Il parle des réseaux sociaux comme de la réponse du marché à une génération qui ne demande qu’à performer, élevés comme nous l’avons été (surtout les plus privilégiés d’entre nous) à nous sentir tellement uniques qu’il serait dommage de ne pas en faire profiter un maximum de monde. À chaque revisionnage de Make Happy, je mets une nouvelle chose dans ma poche pour y repenser longtemps et là, en plus, ça m’a coupé les jambes. J’ai repensé à ma dernière newsletter, où je marchais sur le fil de reconnaître que parfois les réseaux sociaux nous aident à nous rappeler qu’on existe bel et bien, tout en me disant que parfois ce serait bien d’avoir cette certitude avant de poster, histoire que la tangibilité ne soit pas conditionnée à des likes. (Je m’auto-paraphrase, quelle audace.)

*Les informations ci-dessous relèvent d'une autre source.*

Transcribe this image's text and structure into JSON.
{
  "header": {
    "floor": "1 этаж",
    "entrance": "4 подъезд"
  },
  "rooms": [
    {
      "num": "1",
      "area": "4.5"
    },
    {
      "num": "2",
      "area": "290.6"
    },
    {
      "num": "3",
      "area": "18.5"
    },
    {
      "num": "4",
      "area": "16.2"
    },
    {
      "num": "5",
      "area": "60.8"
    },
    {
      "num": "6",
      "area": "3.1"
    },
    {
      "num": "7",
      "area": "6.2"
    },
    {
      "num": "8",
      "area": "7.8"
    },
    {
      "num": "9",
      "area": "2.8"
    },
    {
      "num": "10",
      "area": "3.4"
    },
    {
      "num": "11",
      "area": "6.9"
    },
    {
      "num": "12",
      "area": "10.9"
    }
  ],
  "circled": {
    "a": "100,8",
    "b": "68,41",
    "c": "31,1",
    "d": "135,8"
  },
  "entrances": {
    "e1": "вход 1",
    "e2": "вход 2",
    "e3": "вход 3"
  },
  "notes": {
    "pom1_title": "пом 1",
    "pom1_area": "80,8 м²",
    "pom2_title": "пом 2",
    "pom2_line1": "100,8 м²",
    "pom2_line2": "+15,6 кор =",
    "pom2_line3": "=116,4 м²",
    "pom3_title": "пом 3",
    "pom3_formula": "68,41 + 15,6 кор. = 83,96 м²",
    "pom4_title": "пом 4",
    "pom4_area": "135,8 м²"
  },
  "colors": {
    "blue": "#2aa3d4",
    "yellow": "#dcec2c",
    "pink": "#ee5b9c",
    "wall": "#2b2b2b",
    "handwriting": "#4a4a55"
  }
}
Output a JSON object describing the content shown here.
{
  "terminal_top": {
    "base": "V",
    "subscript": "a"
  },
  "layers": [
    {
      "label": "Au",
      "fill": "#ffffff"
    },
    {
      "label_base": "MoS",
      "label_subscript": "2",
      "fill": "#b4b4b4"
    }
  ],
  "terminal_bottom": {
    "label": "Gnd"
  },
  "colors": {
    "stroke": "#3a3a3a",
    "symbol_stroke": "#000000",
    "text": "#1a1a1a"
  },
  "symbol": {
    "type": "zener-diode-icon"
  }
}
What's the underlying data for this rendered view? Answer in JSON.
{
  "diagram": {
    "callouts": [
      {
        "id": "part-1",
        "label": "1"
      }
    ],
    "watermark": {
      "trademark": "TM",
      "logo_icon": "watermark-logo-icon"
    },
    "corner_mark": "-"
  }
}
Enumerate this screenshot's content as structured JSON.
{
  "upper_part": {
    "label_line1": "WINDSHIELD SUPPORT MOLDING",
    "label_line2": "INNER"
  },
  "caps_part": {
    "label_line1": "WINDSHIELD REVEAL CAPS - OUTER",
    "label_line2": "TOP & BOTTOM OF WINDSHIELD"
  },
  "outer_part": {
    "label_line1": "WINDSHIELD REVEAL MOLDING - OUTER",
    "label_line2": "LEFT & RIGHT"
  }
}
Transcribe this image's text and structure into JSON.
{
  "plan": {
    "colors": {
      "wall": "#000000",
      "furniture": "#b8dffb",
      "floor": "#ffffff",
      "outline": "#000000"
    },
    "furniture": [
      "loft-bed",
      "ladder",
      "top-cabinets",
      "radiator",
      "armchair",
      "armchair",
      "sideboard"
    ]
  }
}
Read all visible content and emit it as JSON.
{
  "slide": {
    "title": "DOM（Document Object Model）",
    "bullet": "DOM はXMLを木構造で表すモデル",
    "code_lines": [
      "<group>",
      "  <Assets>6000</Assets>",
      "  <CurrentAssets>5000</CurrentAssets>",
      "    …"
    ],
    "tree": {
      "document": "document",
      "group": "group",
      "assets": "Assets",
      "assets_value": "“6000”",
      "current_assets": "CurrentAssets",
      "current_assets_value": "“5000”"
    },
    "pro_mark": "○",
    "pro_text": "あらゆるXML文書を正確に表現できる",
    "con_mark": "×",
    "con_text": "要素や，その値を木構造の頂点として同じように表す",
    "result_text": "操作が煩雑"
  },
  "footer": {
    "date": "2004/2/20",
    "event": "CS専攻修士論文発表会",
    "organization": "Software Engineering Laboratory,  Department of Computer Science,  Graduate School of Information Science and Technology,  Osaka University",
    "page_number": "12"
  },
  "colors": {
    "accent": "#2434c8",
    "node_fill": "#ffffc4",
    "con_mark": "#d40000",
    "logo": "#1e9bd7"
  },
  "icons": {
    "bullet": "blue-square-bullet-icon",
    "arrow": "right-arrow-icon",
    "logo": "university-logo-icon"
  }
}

Donc quand Bo Burnham me demande si j’ai la capacité de vivre ma vie sans la performer devant une audience, je me sens… pas tout à fait attaquée, parce que ça vient d’un endroit qu’il connaît en tant que comédien, mais en tout cas : impliquée. Ça résonne, quoi. Quand quelque chose résonne en moi, je creuse un peu jusqu’à essayer de comprendre. D’ailleurs, au tout début de ce spectacle, il y a une interaction qui me fait quelque chose, qui vient aussi cogner à la fenêtre, dans mes réflexions au rapport qu’on entretient avec les personnes publiques :
Spectatrice : I love you!
Bo Burnham : No, you fucking don't. You do not. Haters gonna hate, lovers gonna love. You need to reject both sides of the spectrum to leave a... healthy middle.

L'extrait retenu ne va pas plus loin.